Well, the Obama-to-Trump voters don't care about what kind of theatrical performance Trump puts on for his audience, and they have no loyalty to the man or the party in control of the White House. Their vote was a purely transactional, high-risk / high-reward gamble that they took on the candidate who promised to shake up the status quo on an instrumental level, not just rhetorically.
If that gamble does not pay off -- oh well, no big deal, it was a chance they had to take, and now onto Bernie and his people, who look like much more promising candidates for shaking things up and getting shit done for the populist agenda.
We already know how the Republican partisans will respond to the failures of the current administration -- keep complaining about the leaders, keep voting for them anyway, and keep parroting their talking points about corporate tax cuts and deregulation during a populist uprising.

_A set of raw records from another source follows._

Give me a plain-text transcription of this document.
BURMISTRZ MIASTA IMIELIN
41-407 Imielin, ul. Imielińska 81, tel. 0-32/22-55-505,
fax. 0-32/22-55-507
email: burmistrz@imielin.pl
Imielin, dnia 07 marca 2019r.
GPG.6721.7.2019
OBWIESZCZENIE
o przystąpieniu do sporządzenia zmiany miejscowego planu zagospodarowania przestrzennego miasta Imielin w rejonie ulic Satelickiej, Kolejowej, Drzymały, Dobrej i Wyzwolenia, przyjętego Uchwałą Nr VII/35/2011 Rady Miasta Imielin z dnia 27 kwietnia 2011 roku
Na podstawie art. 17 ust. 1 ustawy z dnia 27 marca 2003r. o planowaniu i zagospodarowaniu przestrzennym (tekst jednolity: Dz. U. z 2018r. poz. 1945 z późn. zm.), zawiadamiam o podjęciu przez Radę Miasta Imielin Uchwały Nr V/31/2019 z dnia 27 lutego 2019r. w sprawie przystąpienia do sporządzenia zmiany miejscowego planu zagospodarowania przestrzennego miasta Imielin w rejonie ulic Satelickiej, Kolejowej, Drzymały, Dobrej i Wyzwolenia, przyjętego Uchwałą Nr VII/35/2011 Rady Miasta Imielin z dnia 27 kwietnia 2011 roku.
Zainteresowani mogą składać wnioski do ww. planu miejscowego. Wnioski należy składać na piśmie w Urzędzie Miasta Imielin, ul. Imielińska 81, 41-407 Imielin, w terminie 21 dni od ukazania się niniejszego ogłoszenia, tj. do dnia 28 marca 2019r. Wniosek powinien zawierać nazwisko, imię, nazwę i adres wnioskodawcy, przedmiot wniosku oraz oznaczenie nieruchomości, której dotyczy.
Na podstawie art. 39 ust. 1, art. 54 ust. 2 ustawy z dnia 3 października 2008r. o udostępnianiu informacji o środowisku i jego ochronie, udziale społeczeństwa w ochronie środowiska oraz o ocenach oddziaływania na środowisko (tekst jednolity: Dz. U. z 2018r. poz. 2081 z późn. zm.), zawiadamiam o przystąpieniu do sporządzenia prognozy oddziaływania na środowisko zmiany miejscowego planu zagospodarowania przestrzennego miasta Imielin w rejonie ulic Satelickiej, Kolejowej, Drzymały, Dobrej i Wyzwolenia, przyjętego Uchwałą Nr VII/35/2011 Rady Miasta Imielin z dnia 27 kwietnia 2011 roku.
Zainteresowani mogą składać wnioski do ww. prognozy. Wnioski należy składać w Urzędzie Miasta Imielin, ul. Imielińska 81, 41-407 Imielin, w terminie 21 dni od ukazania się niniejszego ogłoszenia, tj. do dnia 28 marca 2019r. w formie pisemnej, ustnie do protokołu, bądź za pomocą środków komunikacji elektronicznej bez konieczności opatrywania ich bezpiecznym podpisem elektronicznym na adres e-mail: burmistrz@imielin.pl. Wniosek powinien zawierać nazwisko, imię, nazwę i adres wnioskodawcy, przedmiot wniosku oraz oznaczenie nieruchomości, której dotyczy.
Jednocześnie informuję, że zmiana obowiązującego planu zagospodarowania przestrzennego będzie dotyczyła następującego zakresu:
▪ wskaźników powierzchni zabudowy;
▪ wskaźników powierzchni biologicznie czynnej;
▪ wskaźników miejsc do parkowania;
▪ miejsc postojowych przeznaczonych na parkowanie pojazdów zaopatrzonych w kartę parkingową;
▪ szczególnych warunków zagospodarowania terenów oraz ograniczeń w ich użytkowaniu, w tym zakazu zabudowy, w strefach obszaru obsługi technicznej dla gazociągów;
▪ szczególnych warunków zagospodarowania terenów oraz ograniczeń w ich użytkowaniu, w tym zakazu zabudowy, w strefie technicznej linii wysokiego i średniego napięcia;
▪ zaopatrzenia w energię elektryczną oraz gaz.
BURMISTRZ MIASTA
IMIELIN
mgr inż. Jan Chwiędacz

What's up in the air is how the Obama-to-Trump voters are going to respond, especially the Independents rather than the diehard Democrats. Dems will go right back to voting for Dems. But Independents could tune out altogether, glom onto a third party, or turn their attention to getting Bernie's people to take over the Democrat party.
Watch for cultural signals of this shift on Roseanne itself and the audience reactions to it.